Abstract |
Quantifying the total organic carbon (TOC) content of soils and aquifer materials is essential for understanding subsurface chemistry during environmental site characterization. Contaminant fate and transport, microbial ecology, and effective treatment methodology are all influenced by the quantity of both naturally occurring and anthropogenic organic carbon present. Unfortunately, the determination both in natural and contaminated settings is complicated by many factors. These include the system chemistry and heterogeneity, sampling methodology, and analytical limitations.
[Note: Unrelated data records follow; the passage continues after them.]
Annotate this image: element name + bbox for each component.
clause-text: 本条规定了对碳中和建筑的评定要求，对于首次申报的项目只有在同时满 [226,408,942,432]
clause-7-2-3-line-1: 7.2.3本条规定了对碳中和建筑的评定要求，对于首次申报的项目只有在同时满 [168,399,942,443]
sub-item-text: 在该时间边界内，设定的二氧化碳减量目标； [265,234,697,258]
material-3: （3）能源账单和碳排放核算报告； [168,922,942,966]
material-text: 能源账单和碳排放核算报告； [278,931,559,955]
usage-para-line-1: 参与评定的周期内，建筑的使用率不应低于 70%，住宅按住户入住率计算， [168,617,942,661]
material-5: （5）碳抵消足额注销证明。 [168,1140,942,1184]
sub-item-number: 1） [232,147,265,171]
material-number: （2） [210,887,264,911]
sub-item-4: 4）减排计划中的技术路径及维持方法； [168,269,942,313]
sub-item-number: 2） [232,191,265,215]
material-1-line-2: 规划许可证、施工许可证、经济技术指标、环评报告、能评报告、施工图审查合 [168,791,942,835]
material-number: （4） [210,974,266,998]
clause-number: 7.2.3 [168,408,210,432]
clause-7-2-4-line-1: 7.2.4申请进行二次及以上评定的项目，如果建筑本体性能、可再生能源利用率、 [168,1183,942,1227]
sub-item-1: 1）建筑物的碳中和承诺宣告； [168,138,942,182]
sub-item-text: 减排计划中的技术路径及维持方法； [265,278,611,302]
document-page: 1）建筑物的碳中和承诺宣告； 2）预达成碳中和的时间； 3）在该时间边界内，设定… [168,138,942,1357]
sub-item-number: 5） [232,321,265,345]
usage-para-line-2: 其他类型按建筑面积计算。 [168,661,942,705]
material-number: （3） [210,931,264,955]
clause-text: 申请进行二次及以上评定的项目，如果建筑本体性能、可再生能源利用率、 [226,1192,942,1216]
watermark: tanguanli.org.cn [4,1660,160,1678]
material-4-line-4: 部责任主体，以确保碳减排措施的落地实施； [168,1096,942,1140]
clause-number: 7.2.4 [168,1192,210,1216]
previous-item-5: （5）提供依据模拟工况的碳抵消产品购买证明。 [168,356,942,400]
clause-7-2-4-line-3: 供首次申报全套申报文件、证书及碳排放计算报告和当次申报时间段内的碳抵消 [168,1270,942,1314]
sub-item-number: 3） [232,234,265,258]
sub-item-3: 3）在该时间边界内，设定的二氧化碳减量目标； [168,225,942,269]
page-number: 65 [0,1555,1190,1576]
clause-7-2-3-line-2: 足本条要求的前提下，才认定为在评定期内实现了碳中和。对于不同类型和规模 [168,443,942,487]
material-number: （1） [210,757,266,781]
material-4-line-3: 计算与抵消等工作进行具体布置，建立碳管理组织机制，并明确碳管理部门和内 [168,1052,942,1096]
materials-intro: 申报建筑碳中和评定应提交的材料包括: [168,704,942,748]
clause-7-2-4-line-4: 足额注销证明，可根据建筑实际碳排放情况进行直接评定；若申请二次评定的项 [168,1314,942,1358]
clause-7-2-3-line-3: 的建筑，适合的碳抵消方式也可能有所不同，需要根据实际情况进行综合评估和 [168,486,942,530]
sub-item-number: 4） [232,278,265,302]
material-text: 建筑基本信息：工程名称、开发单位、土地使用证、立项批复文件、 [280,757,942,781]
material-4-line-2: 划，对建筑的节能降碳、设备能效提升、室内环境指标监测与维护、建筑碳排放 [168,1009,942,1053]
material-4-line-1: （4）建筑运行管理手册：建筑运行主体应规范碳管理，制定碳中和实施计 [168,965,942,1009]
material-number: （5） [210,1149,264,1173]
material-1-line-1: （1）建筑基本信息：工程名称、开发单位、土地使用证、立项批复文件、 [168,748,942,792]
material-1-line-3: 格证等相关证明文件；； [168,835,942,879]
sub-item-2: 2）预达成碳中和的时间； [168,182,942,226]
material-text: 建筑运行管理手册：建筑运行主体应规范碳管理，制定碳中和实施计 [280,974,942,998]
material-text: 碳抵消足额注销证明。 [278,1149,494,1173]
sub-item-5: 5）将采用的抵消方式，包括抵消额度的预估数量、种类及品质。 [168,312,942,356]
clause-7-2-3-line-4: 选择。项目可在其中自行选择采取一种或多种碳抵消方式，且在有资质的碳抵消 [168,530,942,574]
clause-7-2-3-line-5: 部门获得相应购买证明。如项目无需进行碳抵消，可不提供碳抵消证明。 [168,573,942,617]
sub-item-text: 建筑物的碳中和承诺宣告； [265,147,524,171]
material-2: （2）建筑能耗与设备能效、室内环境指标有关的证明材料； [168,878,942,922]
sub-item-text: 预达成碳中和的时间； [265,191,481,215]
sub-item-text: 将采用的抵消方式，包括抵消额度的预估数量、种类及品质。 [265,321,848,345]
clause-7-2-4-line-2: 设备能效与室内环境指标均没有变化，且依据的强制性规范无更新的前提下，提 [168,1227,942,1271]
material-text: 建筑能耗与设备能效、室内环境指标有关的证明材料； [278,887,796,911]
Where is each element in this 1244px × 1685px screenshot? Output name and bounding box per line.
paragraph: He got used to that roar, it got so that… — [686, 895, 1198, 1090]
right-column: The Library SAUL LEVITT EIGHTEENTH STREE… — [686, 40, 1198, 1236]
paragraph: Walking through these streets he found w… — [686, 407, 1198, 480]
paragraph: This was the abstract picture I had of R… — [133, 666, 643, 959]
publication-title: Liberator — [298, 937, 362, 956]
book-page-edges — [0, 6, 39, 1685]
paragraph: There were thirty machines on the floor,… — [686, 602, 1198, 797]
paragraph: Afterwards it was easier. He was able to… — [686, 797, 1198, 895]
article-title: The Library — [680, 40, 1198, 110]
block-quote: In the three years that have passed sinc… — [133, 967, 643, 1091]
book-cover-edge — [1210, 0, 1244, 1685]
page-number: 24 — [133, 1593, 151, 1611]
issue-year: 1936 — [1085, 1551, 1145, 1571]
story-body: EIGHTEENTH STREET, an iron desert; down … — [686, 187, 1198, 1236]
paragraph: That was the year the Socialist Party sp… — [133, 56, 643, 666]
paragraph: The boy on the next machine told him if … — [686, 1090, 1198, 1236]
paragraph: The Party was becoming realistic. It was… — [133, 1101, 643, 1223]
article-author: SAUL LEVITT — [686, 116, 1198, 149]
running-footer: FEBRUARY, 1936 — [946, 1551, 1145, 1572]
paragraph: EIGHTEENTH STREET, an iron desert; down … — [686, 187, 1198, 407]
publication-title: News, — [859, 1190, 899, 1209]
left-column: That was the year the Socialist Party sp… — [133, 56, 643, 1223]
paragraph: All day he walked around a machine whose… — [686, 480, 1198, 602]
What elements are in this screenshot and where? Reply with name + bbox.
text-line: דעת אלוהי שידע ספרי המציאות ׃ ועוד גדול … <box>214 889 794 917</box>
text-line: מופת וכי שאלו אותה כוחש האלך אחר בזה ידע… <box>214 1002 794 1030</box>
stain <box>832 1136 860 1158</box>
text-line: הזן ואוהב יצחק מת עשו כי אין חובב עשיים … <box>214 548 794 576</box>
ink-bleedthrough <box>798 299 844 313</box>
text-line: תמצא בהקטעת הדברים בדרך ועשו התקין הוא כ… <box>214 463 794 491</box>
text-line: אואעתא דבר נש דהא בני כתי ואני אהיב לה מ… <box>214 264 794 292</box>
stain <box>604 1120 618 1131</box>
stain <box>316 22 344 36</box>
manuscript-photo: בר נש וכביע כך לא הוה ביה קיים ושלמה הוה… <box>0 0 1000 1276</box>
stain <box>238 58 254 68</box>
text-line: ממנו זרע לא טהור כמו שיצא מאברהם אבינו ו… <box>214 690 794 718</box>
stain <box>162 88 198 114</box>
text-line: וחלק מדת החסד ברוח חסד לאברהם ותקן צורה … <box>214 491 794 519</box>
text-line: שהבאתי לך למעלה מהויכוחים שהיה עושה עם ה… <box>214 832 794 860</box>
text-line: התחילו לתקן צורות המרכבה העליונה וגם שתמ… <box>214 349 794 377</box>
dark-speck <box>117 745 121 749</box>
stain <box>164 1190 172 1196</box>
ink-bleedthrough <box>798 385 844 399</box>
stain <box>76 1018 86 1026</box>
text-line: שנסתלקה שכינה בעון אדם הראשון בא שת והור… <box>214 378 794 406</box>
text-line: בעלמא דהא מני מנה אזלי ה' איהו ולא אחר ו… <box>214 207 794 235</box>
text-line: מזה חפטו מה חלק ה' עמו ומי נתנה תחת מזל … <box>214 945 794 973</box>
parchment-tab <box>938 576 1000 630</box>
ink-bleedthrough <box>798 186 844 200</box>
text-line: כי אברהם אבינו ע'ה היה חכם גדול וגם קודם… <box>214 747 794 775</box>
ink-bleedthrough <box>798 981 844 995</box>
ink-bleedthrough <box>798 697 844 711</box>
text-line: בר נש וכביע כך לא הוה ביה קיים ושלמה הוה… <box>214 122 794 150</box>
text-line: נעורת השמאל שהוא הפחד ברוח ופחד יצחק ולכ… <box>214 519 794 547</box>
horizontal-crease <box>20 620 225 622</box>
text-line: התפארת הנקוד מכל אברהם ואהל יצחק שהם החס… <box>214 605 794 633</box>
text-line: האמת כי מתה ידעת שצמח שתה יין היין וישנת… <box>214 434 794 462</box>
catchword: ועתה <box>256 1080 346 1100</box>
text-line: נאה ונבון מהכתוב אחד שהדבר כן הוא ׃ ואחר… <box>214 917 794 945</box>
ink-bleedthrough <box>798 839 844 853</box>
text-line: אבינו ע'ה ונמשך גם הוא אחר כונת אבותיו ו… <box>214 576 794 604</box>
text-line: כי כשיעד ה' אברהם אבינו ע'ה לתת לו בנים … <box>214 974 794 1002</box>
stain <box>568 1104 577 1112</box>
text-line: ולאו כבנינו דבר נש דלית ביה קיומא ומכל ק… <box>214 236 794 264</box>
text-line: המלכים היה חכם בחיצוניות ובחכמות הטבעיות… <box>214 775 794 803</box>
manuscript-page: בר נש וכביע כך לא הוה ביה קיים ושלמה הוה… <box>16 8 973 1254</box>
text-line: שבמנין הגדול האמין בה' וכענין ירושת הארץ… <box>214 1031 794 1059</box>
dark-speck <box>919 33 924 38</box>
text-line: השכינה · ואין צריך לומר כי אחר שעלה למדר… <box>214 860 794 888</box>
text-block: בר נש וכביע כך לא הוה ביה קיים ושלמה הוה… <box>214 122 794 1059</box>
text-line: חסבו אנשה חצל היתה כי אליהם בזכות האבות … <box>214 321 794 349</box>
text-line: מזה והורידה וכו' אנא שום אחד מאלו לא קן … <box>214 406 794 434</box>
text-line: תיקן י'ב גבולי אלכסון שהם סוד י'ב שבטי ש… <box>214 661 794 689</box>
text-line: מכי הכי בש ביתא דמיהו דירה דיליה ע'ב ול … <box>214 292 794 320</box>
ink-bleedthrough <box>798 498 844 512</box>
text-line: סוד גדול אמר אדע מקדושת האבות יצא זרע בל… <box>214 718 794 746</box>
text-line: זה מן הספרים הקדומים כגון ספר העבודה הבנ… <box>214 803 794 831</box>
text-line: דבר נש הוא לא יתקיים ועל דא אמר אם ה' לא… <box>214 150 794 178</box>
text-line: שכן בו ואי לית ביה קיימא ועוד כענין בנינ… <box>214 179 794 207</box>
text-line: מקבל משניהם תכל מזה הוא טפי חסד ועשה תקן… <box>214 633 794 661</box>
Accurate determination becomes increasingly difficult as the total carbon (TC):TOC ratio increases, due to carbonate components of the TC and the difficulty of removing them without affecting the TOC. Interlaboratory data shows variations of 39% between laboratories analyzing the same sample, even with appropriate pretreatment. Further errors occur, enhanced by the limited sample sizes used in most instruments, when widely dispersed or heterogeneously distributed carbon particles are present. Additional complexity is introduced when the sample is from the saturated zone and contaminated with volatile organic compounds (VOCs). This is illustrated by data from the aviation gasoline and JP-4 jet fuel spills at the Traverse City Coast Guard Air Station bioremediation projects. Carbonate removal is impossible in this case and requires a separate determination, doubling the TOC measurement inaccuracy. This, combined with volatiles losses during handling and potential transport of unreacted volatiles through the instrument, results in observed coefficients of variation of 52%, with values 73% lower than a gas chromatographic (GC) method. Standardizing TOC determinations of subsurface materials, from both the saturated and unsaturated zones, must be accomplished for consistent interlaboratory results. Standard reference aquifer materials are necessary. Attempts to increase sample integrity, from field
collection to analysis, particularly with volatile contaminants present, are needed. An instrument design prototype that should be useful for water-saturated, volatiles contaminated aquifer materials is presented. Cooperation between field investigators, analysts, and instrument manufacturers will be required to improve data quality and usefulness.